Глаза египетской царицы, подведенные сурьмой, расширились от удивления.
— Сейчас жарко, дорогая сестра. Музыка так приятно звучит, а дыни самые сладкие из тех, что я пробовала в этом году… Зачем портить чудесный день переживаниями по столь ничтожному поводу? — На ее полных губах промелькнула улыбка. — Мы с тобой его жены, Берениса. А она ничто, игрушка на пару вечеров. Разве можно лишать его развлечений, когда его бремя так тяжело?
— Нам угрожает опасность, — ответила Берениса. — Он…
— Подожди, — сухо сказала Артакама. — Ты все это время говорила, а теперь, сделай милость, дослушай меня до конца. Война, голод, болезни — вот серьезные вопросы. При нашем царе Египет стоит прочно и Александрия сияет, как путеводная звезда в темную ночь. Наш муж основал библиотеки, университеты, а также великолепную усыпальницу в честь Александра Македонского. Ученые мужи съезжаются сюда со всего мира. У Птолемея могучая и непобедимая армия, его корабли правят морем, цари замирают, когда его послы являются к ним. Всего этого достиг наш господин. И ты рискнешь навлечь на себя его гнев из-за любовницы?
— Я не боюсь его, — резко ответила Берениса.
— Не боишься? — Артакама откинулась на подушки и закрыла глаза. — Тебе следовало бы его бояться, дорогая сестра. Все мужчины непредсказуемы, а цари особенно.
В это время во Дворце голубого лотоса Птолемей и Майет расположились друг против друга на ложах у бассейна, в котором отражался сад. Они провели день, беседуя и играя в сенет[2]. Она была еще слаба, однако с каждым днем к ней возвращался вкус к жизни. Она с нетерпением ждала прихода Птолемея и сегодня чувствовала себя прекрасно. Когда он был рядом, обаятельный и нежный, она почти забывала о том, что жизнь началась для нее лишь несколько недель назад, а все, что было до того, терялось в сером тумане.
Почти все… кроме повторяющихся снов, волновавших и беспокоивших ее. Ей снились два человека… один золотоволосый… другой черноволосый и дикий… и плач ребенка, которого ей не удавалось увидеть. Каждый раз ей казалось, что это вот-вот произойдет, но когда она открывала глаза, не было ничего, что напоминало бы ее видения. Ничего, кроме пустоты…
— Майет! Вы устали?
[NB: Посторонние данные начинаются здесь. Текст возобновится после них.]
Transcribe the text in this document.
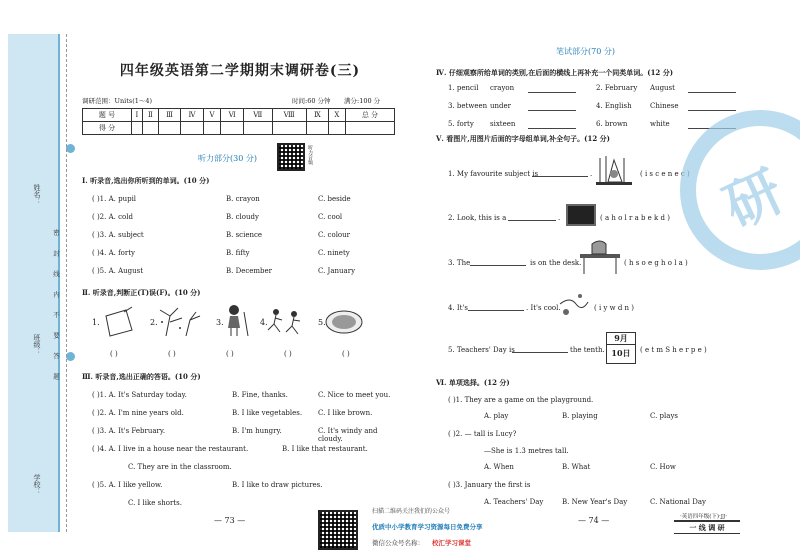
姓名：
班级：
学校：
密 封 线 内 不 要 答 题
四年级英语第二学期期末调研卷(三)
调研范围：Units(1～4)	时间:60 分钟 满分:100 分
题 号	Ⅰ	Ⅱ	Ⅲ	Ⅳ	Ⅴ	Ⅵ	Ⅶ	Ⅷ	Ⅸ	Ⅹ	总 分
得 分											
听力部分(30 分)	听力音频
Ⅰ. 听录音,选出你所听到的单词。(10 分)
( )1. A. pupil	B. crayon	C. beside
( )2. A. cold	B. cloudy	C. cool
( )3. A. subject	B. science	C. colour
( )4. A. forty	B. fifty	C. ninety
( )5. A. August	B. December	C. January
Ⅱ. 听录音,判断正(T)误(F)。(10 分)
1.	2.	3.	4.	5.
( )	( )	( )	( )	( )
Ⅲ. 听录音,选出正确的答语。(10 分)
( )1. A. It's Saturday today.	B. Fine, thanks.	C. Nice to meet you.
( )2. A. I'm nine years old.	B. I like vegetables. C. I like brown.
( )3. A. It's February.	B. I'm hungry.	C. It's windy and cloudy.
( )4. A. I live in a house near the restaurant.	B. I like that restaurant.
C. They are in the classroom.
( )5. A. I like yellow.	B. I like to draw pictures.
C. I like shorts.
笔试部分(70 分)
Ⅳ. 仔细观察所给单词的类别,在后面的横线上再补充一个同类单词。(12 分)
1. pencil crayon	2. February August
3. between under	4. English	Chinese
5. forty sixteen	6. brown	white
Ⅴ. 看图片,用图片后面的字母组单词,补全句子。(12 分)
1. My favourite subject is	.	( i s c e n e c )
2. Look, this is a	.	( a h o l r a b e k d )
3. The	is on the desk.	( h s o e g h o l a )
4. It's	. It's cool.	( i y w d n )
5. Teachers' Day is	the tenth.
9月
10日	( e t m S h e r p e )
Ⅵ. 单项选择。(12 分)
( )1. They are a game on the playground.
A. play	B. playing	C. plays
( )2. — tall is Lucy?
—She is 1.3 metres tall.
A. When	B. What	C. How
( )3. January the first is
A. Teachers' Day	B. New Year's Day	C. National Day
研
— 73 —	— 74 —
扫描二维码关注我们的公众号
优质中小学教育学习资源每日免费分享
微信公众号名称： 校汇学习课堂
·英语四年级(下)·JJ·
一 线 调 研
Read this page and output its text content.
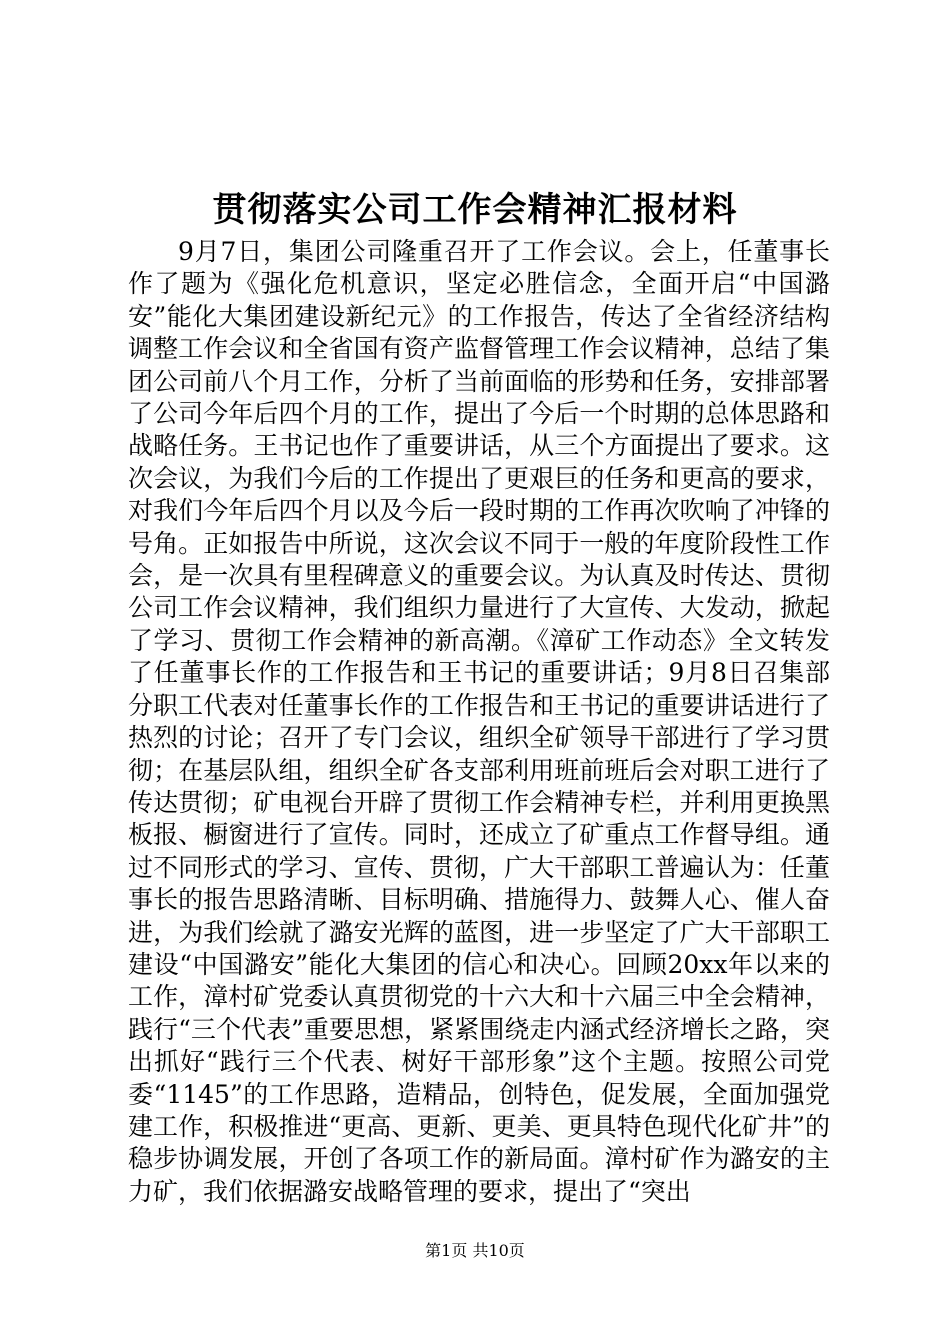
贯彻落实公司工作会精神汇报材料

9月7日，集团公司隆重召开了工作会议。会上，任董事长作了题为《强化危机意识，坚定必胜信念，全面开启“中国潞安”能化大集团建设新纪元》的工作报告，传达了全省经济结构调整工作会议和全省国有资产监督管理工作会议精神，总结了集团公司前八个月工作，分析了当前面临的形势和任务，安排部署了公司今年后四个月的工作，提出了今后一个时期的总体思路和战略任务。王书记也作了重要讲话，从三个方面提出了要求。这次会议，为我们今后的工作提出了更艰巨的任务和更高的要求，对我们今年后四个月以及今后一段时期的工作再次吹响了冲锋的号角。正如报告中所说，这次会议不同于一般的年度阶段性工作会，是一次具有里程碑意义的重要会议。为认真及时传达、贯彻公司工作会议精神，我们组织力量进行了大宣传、大发动，掀起了学习、贯彻工作会精神的新高潮。《漳矿工作动态》全文转发了任董事长作的工作报告和王书记的重要讲话；9月8日召集部分职工代表对任董事长作的工作报告和王书记的重要讲话进行了热烈的讨论；召开了专门会议，组织全矿领导干部进行了学习贯彻；在基层队组，组织全矿各支部利用班前班后会对职工进行了传达贯彻；矿电视台开辟了贯彻工作会精神专栏，并利用更换黑板报、橱窗进行了宣传。同时，还成立了矿重点工作督导组。通过不同形式的学习、宣传、贯彻，广大干部职工普遍认为：任董事长的报告思路清晰、目标明确、措施得力、鼓舞人心、催人奋进，为我们绘就了潞安光辉的蓝图，进一步坚定了广大干部职工建设“中国潞安”能化大集团的信心和决心。回顾20xx年以来的工作，漳村矿党委认真贯彻党的十六大和十六届三中全会精神，践行“三个代表”重要思想，紧紧围绕走内涵式经济增长之路，突出抓好“践行三个代表、树好干部形象”这个主题。按照公司党委“1145”的工作思路，造精品，创特色，促发展，全面加强党建工作，积极推进“更高、更新、更美、更具特色现代化矿井”的稳步协调发展，开创了各项工作的新局面。漳村矿作为潞安的主力矿，我们依据潞安战略管理的要求，提出了“突出

第1页 共10页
Может, позвать слуг…
— Нет, не надо, — ответила она, не желая покидать этот великолепный сад, полный пения птиц, журчания фонтанов и шуршания пальмовых ветвей. — Я хорошо себя чувствую. Я хотела бы закончить игру. Пожалуйста!
Каждый из них уже по разу победил, и сейчас у Птолемея оставались всего две клетки до победы.
— Ваш ход, — сказал он, предлагая Майет бросить колышки. — Но вы все равно уже проиграли, госпожа. Пора это признать! — Он знаком велел двум рабыням, державшим опахала из страусовых перьев, удалиться.
— Нет! — возразила она, поднесла колышки к губам, поцеловала их для удачи и бросила на стол. — Ну вот! — закричала она, торжествуя. — Тройка! Я выиграла.
— Вы нечестно играли, — поддразнил он ее.
— Нет, честно! В сенете обмануть невозможно.
Он засмеялся, и она снова подумала, как он обаятелен: он не походил на классические статуи, но был силен, а светлые волосы, мужественный подбородок, яркие глаза на загорелом лице делали его очень привлекательным. Его широкие плечи и мускулистые руки выигрышно смотрелись в элегантном греческом хитоне и расшитой серебром мантии. Лишь немногим мужчинам, носившим гиматий — верхнее одеяние со множеством складок, удавалось не выглядеть тучными и напыщенными, но на стройной фигуре Птолемея он сидел великолепно.